Everyday Pedantry
How pedantic should we be about the language use we stumble across in our everyday lives? Taking a look at the letters page in the newspapers on almost any day of the week demonstrates that even the slightest misdemeanour in language gets complained about, whether this is an older person complaining about the ‘youth’ speak of today, or someone picking up the tiniest detail in a news article.
Examples include the correct use of a word and when it should be used. And of course, the dreaded apostrophe. When to use ‘who’ and ‘whom’ is one that frequently rears its head, I am not going to go into definitions here but there are those who know exactly the difference and those who wouldn’t have the slightest clue. The question that we must ask ourselves is does it matter? Often one can get a sense of the correct usage simply but vocalising the sentence and listening to which one makes the most sense. But if someone gets it wrong it hardly matters, does it? After all, there is no doubt that these words could be used interchangeably and the reader will fully understand what the writer is saying every time.

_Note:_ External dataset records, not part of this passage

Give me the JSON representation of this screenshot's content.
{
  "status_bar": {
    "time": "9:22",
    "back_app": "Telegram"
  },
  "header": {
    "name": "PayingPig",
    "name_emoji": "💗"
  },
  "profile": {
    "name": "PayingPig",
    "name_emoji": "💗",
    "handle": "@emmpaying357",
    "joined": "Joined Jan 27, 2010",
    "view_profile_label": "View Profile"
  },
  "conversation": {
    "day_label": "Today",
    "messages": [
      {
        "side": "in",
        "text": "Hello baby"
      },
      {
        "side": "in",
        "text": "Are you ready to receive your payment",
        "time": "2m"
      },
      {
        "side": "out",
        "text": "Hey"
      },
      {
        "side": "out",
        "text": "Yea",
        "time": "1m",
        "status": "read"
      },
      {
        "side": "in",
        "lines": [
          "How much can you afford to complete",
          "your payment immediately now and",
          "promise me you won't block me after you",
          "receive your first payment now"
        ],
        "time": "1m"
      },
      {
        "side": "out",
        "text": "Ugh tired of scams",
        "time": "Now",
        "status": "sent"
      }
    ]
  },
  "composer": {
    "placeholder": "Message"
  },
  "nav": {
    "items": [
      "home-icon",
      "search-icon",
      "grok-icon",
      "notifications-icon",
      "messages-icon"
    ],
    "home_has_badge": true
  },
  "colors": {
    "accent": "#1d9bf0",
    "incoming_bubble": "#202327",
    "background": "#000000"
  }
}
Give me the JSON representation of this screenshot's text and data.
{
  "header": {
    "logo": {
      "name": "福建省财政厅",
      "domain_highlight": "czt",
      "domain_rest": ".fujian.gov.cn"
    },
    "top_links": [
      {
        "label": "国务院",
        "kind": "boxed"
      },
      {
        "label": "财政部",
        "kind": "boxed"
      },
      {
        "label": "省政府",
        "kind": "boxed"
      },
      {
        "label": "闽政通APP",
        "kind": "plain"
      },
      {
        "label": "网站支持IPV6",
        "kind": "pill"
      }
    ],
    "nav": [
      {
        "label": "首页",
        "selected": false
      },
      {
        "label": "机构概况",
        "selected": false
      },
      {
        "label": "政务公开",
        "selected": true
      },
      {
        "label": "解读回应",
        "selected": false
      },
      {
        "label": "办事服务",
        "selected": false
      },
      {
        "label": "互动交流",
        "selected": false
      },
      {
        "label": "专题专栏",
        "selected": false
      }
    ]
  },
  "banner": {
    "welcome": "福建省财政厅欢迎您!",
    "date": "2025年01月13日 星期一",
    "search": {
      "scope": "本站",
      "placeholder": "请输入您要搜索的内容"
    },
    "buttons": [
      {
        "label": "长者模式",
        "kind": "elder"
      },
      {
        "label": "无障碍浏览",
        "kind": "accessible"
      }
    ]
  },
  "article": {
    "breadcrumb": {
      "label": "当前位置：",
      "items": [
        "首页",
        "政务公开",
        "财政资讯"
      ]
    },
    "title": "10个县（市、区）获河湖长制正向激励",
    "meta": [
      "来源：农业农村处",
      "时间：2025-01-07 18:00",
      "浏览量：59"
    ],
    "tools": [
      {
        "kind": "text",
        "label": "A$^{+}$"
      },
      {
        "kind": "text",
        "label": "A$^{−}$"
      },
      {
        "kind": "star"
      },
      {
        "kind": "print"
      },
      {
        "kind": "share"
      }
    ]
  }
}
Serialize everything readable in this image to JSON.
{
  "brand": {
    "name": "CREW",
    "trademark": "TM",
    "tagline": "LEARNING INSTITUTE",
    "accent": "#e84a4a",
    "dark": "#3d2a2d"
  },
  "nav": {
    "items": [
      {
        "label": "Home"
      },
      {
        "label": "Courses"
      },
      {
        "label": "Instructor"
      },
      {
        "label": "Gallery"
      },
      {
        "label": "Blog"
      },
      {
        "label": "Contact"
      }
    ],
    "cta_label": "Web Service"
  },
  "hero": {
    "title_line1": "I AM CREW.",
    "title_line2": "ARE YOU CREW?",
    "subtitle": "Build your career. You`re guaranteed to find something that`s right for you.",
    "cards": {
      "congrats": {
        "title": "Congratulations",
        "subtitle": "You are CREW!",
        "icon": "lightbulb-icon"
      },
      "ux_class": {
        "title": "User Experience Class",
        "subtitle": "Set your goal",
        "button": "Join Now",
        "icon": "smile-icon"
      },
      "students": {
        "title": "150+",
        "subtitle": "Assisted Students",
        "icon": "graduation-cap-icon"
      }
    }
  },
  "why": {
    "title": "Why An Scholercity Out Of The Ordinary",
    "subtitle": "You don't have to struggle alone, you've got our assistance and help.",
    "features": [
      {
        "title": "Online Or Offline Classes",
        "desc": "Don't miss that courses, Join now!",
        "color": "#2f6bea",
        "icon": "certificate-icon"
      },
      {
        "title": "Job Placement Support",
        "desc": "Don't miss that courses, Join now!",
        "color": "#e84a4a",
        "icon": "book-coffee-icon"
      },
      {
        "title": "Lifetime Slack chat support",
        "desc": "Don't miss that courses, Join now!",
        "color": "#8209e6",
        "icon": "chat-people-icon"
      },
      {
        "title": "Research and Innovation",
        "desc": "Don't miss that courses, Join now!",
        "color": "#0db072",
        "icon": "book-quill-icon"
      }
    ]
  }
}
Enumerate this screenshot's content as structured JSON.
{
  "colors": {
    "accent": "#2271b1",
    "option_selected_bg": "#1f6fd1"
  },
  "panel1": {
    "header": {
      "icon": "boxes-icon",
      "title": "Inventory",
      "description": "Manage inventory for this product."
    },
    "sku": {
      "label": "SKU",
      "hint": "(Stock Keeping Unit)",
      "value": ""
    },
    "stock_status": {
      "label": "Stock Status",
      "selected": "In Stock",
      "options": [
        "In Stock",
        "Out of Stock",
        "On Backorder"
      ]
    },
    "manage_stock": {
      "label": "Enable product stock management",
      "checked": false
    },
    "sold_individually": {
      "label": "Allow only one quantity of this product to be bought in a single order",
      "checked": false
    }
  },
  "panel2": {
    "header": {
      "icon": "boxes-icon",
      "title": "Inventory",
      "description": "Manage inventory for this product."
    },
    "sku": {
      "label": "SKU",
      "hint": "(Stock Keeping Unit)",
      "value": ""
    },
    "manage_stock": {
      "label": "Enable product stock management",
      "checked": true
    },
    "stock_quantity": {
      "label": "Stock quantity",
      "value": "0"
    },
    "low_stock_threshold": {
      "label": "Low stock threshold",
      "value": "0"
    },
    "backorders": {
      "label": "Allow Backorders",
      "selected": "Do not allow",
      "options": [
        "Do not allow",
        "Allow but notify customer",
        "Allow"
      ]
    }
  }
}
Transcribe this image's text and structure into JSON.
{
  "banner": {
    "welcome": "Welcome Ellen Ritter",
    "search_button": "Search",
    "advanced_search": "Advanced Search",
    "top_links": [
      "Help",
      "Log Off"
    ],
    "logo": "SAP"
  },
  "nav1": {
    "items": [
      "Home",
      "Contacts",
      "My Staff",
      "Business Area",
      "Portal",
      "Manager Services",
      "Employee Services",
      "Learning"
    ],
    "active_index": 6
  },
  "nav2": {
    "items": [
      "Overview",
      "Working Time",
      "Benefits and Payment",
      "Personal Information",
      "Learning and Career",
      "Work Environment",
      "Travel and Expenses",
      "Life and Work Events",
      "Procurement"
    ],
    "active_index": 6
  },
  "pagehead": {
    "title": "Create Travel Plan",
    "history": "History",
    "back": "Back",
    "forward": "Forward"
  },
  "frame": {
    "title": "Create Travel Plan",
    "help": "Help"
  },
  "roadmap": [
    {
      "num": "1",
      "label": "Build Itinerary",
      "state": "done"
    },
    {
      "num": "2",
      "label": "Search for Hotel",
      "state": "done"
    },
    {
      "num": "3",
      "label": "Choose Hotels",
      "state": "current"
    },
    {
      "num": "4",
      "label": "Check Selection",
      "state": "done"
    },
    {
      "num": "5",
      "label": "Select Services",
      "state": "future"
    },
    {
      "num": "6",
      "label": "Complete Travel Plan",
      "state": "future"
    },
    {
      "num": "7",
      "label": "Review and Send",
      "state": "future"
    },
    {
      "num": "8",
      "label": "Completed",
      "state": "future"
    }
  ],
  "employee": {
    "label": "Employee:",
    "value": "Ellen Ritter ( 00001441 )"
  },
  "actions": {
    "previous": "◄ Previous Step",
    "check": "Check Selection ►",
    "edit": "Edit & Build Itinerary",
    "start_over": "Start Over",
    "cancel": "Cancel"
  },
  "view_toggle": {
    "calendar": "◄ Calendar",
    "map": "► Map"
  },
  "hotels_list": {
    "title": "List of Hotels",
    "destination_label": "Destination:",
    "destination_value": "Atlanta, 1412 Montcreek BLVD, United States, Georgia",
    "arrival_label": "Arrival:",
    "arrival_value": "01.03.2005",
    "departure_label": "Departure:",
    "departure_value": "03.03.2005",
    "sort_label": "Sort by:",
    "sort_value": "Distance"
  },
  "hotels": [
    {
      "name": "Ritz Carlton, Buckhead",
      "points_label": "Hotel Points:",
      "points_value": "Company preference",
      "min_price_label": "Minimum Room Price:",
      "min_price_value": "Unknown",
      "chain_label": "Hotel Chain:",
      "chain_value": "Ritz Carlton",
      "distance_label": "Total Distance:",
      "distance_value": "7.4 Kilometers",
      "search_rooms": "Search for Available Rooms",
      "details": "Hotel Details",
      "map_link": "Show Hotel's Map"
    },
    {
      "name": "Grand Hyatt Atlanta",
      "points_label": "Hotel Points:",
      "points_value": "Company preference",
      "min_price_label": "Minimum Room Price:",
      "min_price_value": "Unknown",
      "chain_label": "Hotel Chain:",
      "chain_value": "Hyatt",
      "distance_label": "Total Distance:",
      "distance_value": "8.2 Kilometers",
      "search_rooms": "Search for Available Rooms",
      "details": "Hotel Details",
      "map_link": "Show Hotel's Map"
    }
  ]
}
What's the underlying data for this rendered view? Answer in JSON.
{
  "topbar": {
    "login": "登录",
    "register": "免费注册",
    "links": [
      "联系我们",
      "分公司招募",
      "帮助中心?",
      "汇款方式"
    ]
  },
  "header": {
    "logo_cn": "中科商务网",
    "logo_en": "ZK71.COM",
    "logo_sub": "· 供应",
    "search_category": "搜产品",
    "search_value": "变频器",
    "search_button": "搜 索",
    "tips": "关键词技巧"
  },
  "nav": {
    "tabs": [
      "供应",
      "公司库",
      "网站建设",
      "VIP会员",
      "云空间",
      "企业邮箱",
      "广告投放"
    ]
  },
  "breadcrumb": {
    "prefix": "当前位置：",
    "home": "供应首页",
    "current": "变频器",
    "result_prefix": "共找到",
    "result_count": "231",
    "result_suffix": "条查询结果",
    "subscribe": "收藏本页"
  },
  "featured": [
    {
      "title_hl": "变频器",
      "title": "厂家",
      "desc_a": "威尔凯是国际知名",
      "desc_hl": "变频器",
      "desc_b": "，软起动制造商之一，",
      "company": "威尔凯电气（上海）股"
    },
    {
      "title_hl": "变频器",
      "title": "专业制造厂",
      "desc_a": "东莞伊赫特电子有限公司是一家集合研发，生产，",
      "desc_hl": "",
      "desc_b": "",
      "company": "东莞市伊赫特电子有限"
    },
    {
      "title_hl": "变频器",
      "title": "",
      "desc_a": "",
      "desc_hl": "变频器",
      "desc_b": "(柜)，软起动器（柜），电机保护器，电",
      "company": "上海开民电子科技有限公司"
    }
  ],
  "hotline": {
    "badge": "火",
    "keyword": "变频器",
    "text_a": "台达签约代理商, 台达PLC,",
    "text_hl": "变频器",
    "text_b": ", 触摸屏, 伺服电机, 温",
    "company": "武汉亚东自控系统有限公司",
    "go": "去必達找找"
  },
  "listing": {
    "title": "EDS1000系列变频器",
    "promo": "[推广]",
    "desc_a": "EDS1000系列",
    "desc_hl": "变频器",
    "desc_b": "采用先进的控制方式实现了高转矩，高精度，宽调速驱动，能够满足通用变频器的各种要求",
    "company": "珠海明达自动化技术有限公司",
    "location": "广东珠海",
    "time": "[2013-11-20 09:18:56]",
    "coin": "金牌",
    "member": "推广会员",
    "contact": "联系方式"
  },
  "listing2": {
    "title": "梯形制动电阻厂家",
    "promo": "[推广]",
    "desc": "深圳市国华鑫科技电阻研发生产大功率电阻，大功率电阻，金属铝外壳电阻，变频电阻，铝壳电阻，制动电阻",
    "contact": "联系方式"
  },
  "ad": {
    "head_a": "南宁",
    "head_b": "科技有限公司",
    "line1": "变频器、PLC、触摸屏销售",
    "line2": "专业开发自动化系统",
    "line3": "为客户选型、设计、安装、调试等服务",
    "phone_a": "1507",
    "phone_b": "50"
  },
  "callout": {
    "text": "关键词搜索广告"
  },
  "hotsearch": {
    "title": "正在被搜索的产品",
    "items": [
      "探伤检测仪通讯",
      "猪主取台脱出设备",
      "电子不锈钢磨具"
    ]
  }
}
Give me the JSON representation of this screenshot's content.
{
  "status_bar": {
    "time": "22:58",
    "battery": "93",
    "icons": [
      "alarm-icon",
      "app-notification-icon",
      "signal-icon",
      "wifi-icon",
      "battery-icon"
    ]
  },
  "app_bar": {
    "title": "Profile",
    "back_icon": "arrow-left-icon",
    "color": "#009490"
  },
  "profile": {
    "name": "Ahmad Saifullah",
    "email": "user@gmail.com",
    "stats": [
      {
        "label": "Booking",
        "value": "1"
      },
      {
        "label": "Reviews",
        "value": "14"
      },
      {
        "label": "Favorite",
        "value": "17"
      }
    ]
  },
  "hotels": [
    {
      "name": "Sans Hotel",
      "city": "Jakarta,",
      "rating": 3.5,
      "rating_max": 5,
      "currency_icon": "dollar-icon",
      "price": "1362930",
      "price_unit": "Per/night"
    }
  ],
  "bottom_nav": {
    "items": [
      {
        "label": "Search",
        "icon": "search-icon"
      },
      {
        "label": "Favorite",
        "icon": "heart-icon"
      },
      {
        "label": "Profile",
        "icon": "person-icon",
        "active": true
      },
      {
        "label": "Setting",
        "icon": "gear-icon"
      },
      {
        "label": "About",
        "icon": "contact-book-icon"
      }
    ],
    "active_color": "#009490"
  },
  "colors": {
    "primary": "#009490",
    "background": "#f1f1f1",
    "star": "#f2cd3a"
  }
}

The apostrophe. Some local councils in the UK have taken to not including it on street signs whatsoever. A blanket policy, which makes it clear that no matter the meaning or the different intonations that there could be from such an exclusion, it is stating this is the way it does things.
The Times has a pedant’s column, I often wonder if this is written tongue in cheek or not. I like to think it is, taking a small but necessary poke at how ridiculous such pedantry can be, highlighted in deeply analysed detail.
Has the word ‘pedant’ come to construe negative connotations? I certainly think that it is at least edging this way. We tend to use the word now to describe someone who is overly fussy and enjoys picking out the slightest details of other’s mistakes, often with a definite touch of schadenfreude.
I have written in this blog before that language does and must evolve and there is little we can do to stop such positive progress. Does this mean that we must tolerate the incessant whinging of those who seem to have nothing better to do than take the time and effort to write into a publication? In a tolerant society I guess that we must, safe in the knowledge that they are kicking the wall while spelling, semantics, punctuation and grammar changes around them.